Avec de la fièvre, de la toux et des maux de tête, il peut être difficile de distinguer le Covid de la grippe. Dans les premiers jours de symptômes, faire le bon choix entre un test rapide, souvent peu fiable, et un RT-PCR, qui exige du matériel et du temps, peut s’avérer délicat. Des chercheurs de l’Université de Science et Technologie de Pékin ont récemment proposé une solution innovante : un dispositif en verre alliant rapidité, précision et lecture immédiate.
Ce chip, présenté le 22 août dans Nature Communications, utilise CRISPR-Cas13a non pas pour modifier le génome, mais pour identifier une séquence virale spécifique. La réponse ne se révèle pas sous forme d’une ligne colorée, mais plutôt par le mouvement d’un liquide à travers un petit canal. Si le virus est détecté dans l’échantillon, le liquide franchit une barrière moléculaire, rendant le résultat visible à l’œil nu.
Comment une simple trace d’ARN peut-elle activer un changement dans le verre ? Voici le fonctionnement. Sur le chip, on trouve un réservoir, une zone de collecte et un canal, séparés par une surface hydrophobe — conçue avec des sondes spécifiques. Une fois que Cas13a reconnaît la séquence du virus, elle se déclenche et coupe les segments d’ARN de la barrière, modifiant ainsi son hydrophilie et permettant au liquide de passer.

Pensons à une porte verrouillée par plusieurs petites serrures : le virus déclenche Cas13a, qui les actionne une par une, permettant au liquide de circuler. Une seule molécule de Cas13a peut couper de nombreuses sondes, amplifiant ainsi le signal non pas de manière électronique, mais par un changement physique sur le chip. La barrière devient un passage.

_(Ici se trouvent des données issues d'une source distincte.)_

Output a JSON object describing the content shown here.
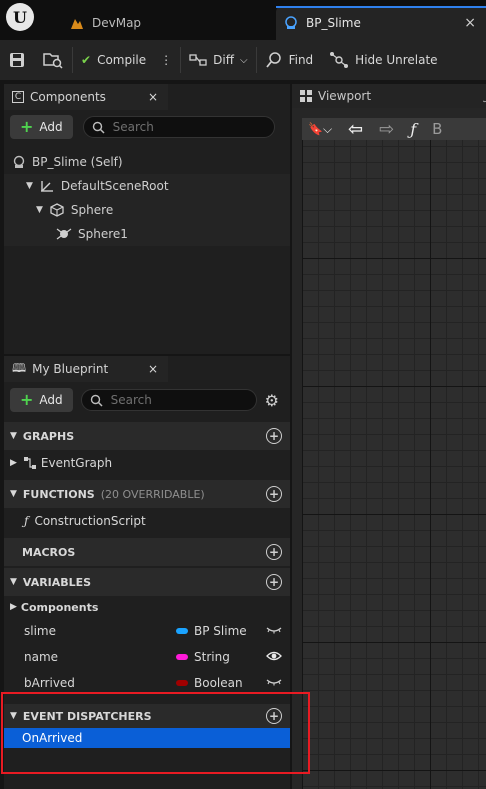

Les résultats sont impressionnants, même si un certain degré de prudence est nécessaire. Dans le cas d’une détection de SARS-CoV-2, le dispositif a atteigné une limite analytique de 10 attomoles — une concentration extrêmement faible — et a fourni un résultat en moins de 2 minutes, avec un coût estimé à moins de 20 cents américains. La version double a, quant à elle, su distinguer entre la grippe A et B en moins de 5 minutes, avec une sensibilité de 100 attomoles, pour un coût de moins de 30 cents.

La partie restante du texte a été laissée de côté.